Question: Are the creators or original owners of assets (e.g., code, data, models), used in the paper, properly credited and are the license and terms of use explicitly mentioned and properly respected? Answer: [Yes] Justification: All datasets used in this work is open-source and has been properly cited. Guidelines:

The answer NA means that the paper does not use existing assets. The authors should cite the original paper that produced the code package or dataset. The authors should state which version of the asset is used and, if possible, include a URL. The name of the license (e.g., CC-BY 4.0) should be included for each asset. For scraped data from a particular source (e.g., website), the copyright and terms of service of that source should be provided. If assets are released, the license, copyright information, and terms of use in the package should be provided. For popular datasets, paperswithcode.com/datasets has curated licenses for some datasets. Their licensing guide can help determine the license of a dataset.
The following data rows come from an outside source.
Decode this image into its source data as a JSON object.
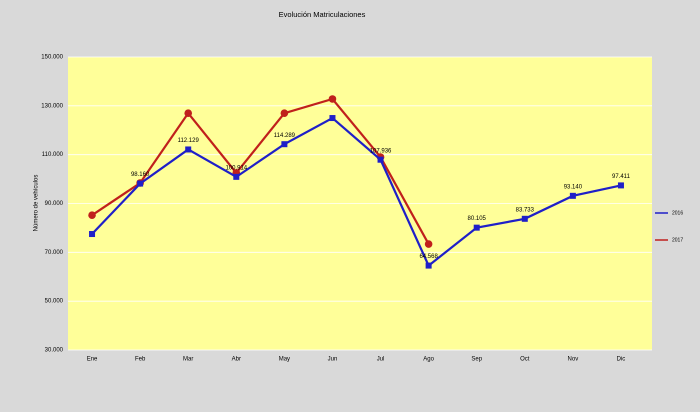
{
  "chart_data": {
    "type": "line",
    "title": "Evolución  Matriculaciones",
    "y_label": "Número de vehículos",
    "categories": [
      "Ene",
      "Feb",
      "Mar",
      "Abr",
      "May",
      "Jun",
      "Jul",
      "Ago",
      "Sep",
      "Oct",
      "Nov",
      "Dic"
    ],
    "series": [
      {
        "name": "2016",
        "color": "#1f1fc8",
        "marker": "square",
        "values": [
          77500,
          98160,
          112129,
          100914,
          114289,
          125000,
          107936,
          64568,
          80105,
          83733,
          93140,
          97411
        ],
        "value_labels": [
          null,
          "98.160",
          "112.129",
          "100.914",
          "114.289",
          null,
          "107.936",
          "64.568",
          "80.105",
          "83.733",
          "93.140",
          "97.411"
        ]
      },
      {
        "name": "2017",
        "color": "#c0201c",
        "marker": "circle",
        "values": [
          85200,
          98400,
          127000,
          102500,
          127000,
          132800,
          109000,
          73400,
          null,
          null,
          null,
          null
        ]
      }
    ],
    "ylim": [
      30000,
      150000
    ],
    "yticks": [
      {
        "value": 30000,
        "label": "30.000"
      },
      {
        "value": 50000,
        "label": "50.000"
      },
      {
        "value": 70000,
        "label": "70.000"
      },
      {
        "value": 90000,
        "label": "90.000"
      },
      {
        "value": 110000,
        "label": "110.000"
      },
      {
        "value": 130000,
        "label": "130.000"
      },
      {
        "value": 150000,
        "label": "150.000"
      }
    ],
    "grid": true,
    "legend": "right"
  }
}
For existing datasets that are re-packaged, both the original license and the license of the derived asset (if it has changed) should be provided. If this information is not available online, the authors are encouraged to reach out to the asset s creators. 13. New Assets

Question: Are new assets introduced in the paper well documented and is the documentation provided alongside the assets? Answer: [NA] Justification: No new assets are released. Guidelines:

The answer NA means that the paper does not release new assets. Researchers should communicate the details of the dataset/code/model as part of their submissions via structured templates. This includes details about training, license, limitations, etc. The paper should discuss whether and how consent was obtained from people whose asset is used. At submission time, remember to anonymize your assets (if applicable). You can either create an anonymized URL or include an anonymized zip file. 14. Crowdsourcing and Research with Human Subjects

Question: For crowdsourcing experiments and research with human subjects, does the paper include the full text of instructions given to participants and screenshots, if applicable, as well as details about compensation (if any)? Answer: [NA] Justification: No human subjects are involved. Guidelines:

The answer NA means that the paper does not involve crowdsourcing nor research with human subjects. Including this information in the supplemental material is fine, but if the main contribution of the paper involves human subjects, then as much detail as possible should be included in the main paper. According to the Neur IPS Code of Ethics, workers involved in data collection, curation, or other labor should be paid at least the minimum wage in the country of the data collector. 15. Institutional Review Board (IRB) Approvals or Equivalent for Research with Human Subjects Question: Does the paper describe potential risks incurred by study participants, whether such risks were disclosed to the subjects, and whether Institutional Review Board (IRB) approvals (or an equivalent approval/review based on the requirements of your country or institution) were obtained? Answer: [NA] Justification: This paper does not pose risks incurred by study participants. Guidelines:

The answer NA means that the paper does not involve crowdsourcing nor research with human subjects. Depending on the country in which research is conducted, IRB approval (or equivalent) may be required for any human subjects research. If you obtained IRB approval, you should clearly state this in the paper. We recognize that the procedures for this may vary significantly between institutions and locations, and we expect authors to adhere to the Neur IPS Code of Ethics and the guidelines for their institution. For initial submissions, do not include any information that would break anonymity (if applicable), such as the institution conducting the review.